La gota que colmó el bibí fue que se enfermó mi bebé. Le dio bronquiolitis a apenas dos meses de nacido. Y como me pasó con las oraciones de niña, se me colapsó la fe. ¿No se suponía que no se enfermara si se alimentaba puramente de mí? ¿No que el cuerpo era perfecto? ¿Y qué de los beneficios inmunológicos de la leche materna? ¿Por qué me estaba pasando esto a mí? Lloré más que él cuando le dimos su primera terapia respiratoria, la mascarilla le tapaba casi la carita entera. Si se despertaba a mitad de terapia se desesperaba, como si no pudiese respirar, como si lo estuviésemos asfixiando en vez de curándolo. Cuando lo vi entendí que así estaba viviendo yo, asfixiándome, desesperada, casi sin poder respirar tan solo por llegar a las supuestas onzas. Más preocupada por lactarlo que por disfrutármelo. Y hasta ahí.

 

Sin querer queriendo llegué a la meta que internamente me prometí: tres meses, hasta ponerle las vacunas. Logré inmunizarlo con lo exprimido en lo que el hacha iba y venía y me hacía pedacitos. Tres meses después de parir todavía no me sentía gente. E hice el ejercicio al que hubiese exhortado a cualquier amiga a hacer, mira tu vida desde arriba y determina qué te falta y que te sobra. Qué te acerca más a la felicidad y qué te la aleja. Sacarme leche. Aunque sentía orgullo al ver un bibí llenito hecho por mí, eran microsegundos comparados con las horas enteras donde tenía una relación más intensa con mi Medela que con mi Silvio. A fuerza de repollo en el brassier, de empezar a sacarme solo cada tres horas, luego cada cuatro, luego cada seis, luego dos de día y una de noche, de renunciar al agua caliente porque empezaba de nuevo a producir. Mis tetas resultaron ser tan overachievers como quien las carga y tardé semanas en secarme. Mi bebé se devora su fórmula con la misma satisfacción que la leche materna. No se ha vuelto a enfermar. Pero todavía cuando me preguntan si el bebé es lactado, titubeo. Todavía me disculpo, todavía bajo los hombros y la voz. Es lindo eso de que la gente sienta que el bebé es de la comunidad. Es noble la idea de que los bebés son criados por tribus.

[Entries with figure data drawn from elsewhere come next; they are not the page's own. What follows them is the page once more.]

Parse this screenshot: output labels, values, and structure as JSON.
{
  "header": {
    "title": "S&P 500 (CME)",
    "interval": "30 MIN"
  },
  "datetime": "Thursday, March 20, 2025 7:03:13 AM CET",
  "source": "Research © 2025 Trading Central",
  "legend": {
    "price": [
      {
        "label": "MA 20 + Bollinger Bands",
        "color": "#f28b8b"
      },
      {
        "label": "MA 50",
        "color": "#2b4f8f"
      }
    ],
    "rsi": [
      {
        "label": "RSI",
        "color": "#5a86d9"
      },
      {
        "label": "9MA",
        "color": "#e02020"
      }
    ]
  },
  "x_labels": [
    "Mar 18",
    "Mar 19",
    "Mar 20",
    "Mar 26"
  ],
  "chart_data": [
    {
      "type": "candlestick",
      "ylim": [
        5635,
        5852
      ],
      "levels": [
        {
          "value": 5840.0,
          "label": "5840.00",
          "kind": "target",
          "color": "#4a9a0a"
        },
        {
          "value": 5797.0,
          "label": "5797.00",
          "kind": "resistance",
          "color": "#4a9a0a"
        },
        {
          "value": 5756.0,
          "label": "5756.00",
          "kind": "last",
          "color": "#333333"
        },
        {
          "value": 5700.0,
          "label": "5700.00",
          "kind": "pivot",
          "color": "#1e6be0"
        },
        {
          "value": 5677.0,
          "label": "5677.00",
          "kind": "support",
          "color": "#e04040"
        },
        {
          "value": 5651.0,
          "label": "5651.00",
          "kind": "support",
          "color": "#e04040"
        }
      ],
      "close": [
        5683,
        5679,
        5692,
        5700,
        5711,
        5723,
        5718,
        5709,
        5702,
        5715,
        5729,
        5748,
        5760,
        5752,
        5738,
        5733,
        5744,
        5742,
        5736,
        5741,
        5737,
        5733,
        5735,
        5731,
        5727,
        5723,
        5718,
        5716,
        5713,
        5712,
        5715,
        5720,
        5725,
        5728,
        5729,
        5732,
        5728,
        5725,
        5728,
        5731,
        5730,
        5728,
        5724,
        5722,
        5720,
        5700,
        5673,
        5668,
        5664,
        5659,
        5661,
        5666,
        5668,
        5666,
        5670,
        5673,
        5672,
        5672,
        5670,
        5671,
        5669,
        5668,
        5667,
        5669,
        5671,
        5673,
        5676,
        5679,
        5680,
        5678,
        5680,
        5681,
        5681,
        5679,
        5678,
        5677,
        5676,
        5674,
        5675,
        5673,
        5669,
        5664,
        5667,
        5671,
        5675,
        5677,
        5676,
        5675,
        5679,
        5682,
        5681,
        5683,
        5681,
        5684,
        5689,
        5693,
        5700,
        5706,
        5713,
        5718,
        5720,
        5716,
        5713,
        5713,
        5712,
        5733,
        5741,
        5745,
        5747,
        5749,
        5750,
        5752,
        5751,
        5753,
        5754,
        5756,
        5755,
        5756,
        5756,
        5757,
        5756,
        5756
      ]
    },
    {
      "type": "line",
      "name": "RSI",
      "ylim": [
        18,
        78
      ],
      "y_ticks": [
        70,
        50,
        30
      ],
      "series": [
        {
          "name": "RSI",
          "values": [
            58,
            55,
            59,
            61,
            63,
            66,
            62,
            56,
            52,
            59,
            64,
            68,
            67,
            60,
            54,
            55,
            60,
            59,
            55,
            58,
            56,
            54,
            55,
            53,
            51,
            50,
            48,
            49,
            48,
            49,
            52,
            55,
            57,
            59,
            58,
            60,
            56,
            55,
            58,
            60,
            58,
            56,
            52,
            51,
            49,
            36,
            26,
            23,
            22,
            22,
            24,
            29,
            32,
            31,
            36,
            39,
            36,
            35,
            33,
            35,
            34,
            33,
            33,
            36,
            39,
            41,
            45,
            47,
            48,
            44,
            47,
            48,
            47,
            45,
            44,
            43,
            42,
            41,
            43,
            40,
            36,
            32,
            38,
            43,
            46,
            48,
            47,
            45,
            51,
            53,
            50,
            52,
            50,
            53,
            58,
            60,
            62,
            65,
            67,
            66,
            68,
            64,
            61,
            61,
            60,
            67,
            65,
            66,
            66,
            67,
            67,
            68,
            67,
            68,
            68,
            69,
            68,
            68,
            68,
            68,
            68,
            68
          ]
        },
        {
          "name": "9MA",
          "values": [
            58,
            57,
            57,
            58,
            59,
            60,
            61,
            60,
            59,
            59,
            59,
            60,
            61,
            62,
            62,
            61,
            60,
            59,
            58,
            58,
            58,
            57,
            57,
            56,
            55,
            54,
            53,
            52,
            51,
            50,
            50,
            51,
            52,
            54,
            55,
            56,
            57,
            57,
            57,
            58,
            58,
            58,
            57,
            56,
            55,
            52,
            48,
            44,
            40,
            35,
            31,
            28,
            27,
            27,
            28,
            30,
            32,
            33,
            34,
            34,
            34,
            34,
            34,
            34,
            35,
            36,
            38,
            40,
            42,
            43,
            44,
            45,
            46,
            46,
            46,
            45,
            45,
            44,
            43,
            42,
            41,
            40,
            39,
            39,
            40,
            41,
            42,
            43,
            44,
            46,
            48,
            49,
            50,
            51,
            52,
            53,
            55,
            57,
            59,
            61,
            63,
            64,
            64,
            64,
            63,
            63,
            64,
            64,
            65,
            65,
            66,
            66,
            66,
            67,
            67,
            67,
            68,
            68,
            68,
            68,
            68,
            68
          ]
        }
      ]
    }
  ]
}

Pero antes de la tribu, el bebé es de mamá. Una mamá que lleva meses tratando de encontrarse detrás de una barriga gigante. Una mamá que lleva semanas temiendo cometer un error irreversible mientras intenta mantener vivo a un bebé. Una mamá que le duele el alma y el cuerpo todavía. Dejemos de romantizar el sacrificio desmedido. El respeto y la deferencia a la lactancia se supone que sea para defender a las mamás, para defender el espacio a alimentar a sus bebés, no para someterlas a un yugo adicional, no para sentirnos con derecho a opinar sobre el cuerpo que sigue siendo de mamá. La maternidad no se define por si fuiste parto natural o cesárea. La epidural no adormece el instinto materno. Un cuerpo apto para lactar no se traduce en ser una gran mamá. El amor no se mide en onzas de leche ni en años de teta exclusiva. Los cuerpos no son perfectos. Las madres tampoco. Si vamos a ser tribu, seámoslo para construir no para aislar. Y si no tiene nada bonito que decir no diga nada, que ya estamos hasta las tetas de tanto opinar.